Four arms have hidden reward distributions. The agent can only learn by pulling — each pull returns a noisy sample. Run both strategies and compare how they explore before revealing the truth.

How to use: Click Run 10× on each strategy a few times, then hit Reveal true means to see how close each came. The solid line is the current estimate; the shaded band is the 95% confidence interval. Narrower band = more pulls = more certain.
ε-greedy — 30% random pulls, 70% exploit best known
Pulls: 0  ·  Best estimate: —
UCB — always pulls the arm with highest potential upside
Pulls: 0  ·  Best estimate: —
UCB (Upper Confidence Bound) picks the arm whose reward could be the highest, accounting for uncertainty. Arms with fewer pulls have wider confidence intervals, so UCB naturally tries them first. This is 'optimism in the face of uncertainty' — and it wastes fewer pulls than random exploration.

Noisy exploration and practical tips

Beyond ε-greedy, two other approaches are widely used. NoisyNets add learnable Gaussian noise directly to the network weights — the agent can modulate its own exploration. Boltzmann (softmax) exploration picks actions proportional to exp(Q/T), where temperature T controls randomness. For trading, ε-greedy with careful annealing tends to work reliably and is easy to tune.
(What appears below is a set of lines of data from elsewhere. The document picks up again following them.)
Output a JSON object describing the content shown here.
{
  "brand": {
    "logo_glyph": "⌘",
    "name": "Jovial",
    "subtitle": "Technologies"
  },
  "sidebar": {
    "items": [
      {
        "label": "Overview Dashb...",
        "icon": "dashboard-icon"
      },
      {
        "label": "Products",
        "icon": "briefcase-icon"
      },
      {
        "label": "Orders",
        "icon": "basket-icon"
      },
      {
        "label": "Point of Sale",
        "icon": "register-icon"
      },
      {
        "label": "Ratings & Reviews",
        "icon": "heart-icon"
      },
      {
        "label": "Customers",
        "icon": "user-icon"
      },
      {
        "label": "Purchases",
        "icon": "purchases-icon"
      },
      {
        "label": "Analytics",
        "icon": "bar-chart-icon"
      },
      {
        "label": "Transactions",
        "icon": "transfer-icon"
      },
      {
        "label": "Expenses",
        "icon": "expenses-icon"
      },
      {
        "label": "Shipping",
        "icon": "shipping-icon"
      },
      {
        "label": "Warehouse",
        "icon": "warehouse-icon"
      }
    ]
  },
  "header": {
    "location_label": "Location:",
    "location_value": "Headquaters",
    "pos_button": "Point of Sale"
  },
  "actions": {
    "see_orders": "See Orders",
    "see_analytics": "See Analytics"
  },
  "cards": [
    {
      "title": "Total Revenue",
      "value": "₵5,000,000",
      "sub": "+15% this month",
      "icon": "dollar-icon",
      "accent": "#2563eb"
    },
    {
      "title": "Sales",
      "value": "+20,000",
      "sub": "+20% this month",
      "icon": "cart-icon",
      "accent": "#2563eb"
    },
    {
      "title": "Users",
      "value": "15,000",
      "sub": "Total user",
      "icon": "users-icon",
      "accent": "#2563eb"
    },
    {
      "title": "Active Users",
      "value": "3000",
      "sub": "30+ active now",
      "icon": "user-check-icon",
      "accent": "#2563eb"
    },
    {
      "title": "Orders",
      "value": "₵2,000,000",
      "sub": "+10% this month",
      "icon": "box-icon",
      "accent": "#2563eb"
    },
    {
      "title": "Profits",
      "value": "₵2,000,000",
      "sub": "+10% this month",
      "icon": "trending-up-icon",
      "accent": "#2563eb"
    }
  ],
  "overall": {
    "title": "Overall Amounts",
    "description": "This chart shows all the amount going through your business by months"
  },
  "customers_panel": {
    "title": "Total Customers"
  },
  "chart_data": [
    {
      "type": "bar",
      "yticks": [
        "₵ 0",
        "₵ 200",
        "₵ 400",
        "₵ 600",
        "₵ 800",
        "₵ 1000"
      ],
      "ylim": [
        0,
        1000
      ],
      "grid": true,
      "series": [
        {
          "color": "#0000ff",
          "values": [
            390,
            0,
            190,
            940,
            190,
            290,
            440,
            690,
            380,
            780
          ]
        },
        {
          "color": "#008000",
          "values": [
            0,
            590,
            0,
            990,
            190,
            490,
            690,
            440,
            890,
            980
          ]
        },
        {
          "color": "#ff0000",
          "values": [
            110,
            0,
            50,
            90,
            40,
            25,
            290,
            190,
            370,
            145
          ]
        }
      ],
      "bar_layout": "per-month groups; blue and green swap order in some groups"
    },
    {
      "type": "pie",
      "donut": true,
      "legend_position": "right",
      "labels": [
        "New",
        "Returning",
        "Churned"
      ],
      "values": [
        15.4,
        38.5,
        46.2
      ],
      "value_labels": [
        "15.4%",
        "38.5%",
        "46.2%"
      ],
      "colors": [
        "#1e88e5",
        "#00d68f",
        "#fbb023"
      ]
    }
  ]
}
NoisyNets. Add learnable Gaussian noise to network weights. The network can adjust its own noise level — high noise in uncertain states, low noise in well-understood ones. No ε to tune.
Practical advice for trading. Start with ε=1.0 (pure random). Anneal to ε=0.05 over the first 50% of training. Never go to ε=0 completely — keep 5% exploration to handle non-stationarity as market regimes shift.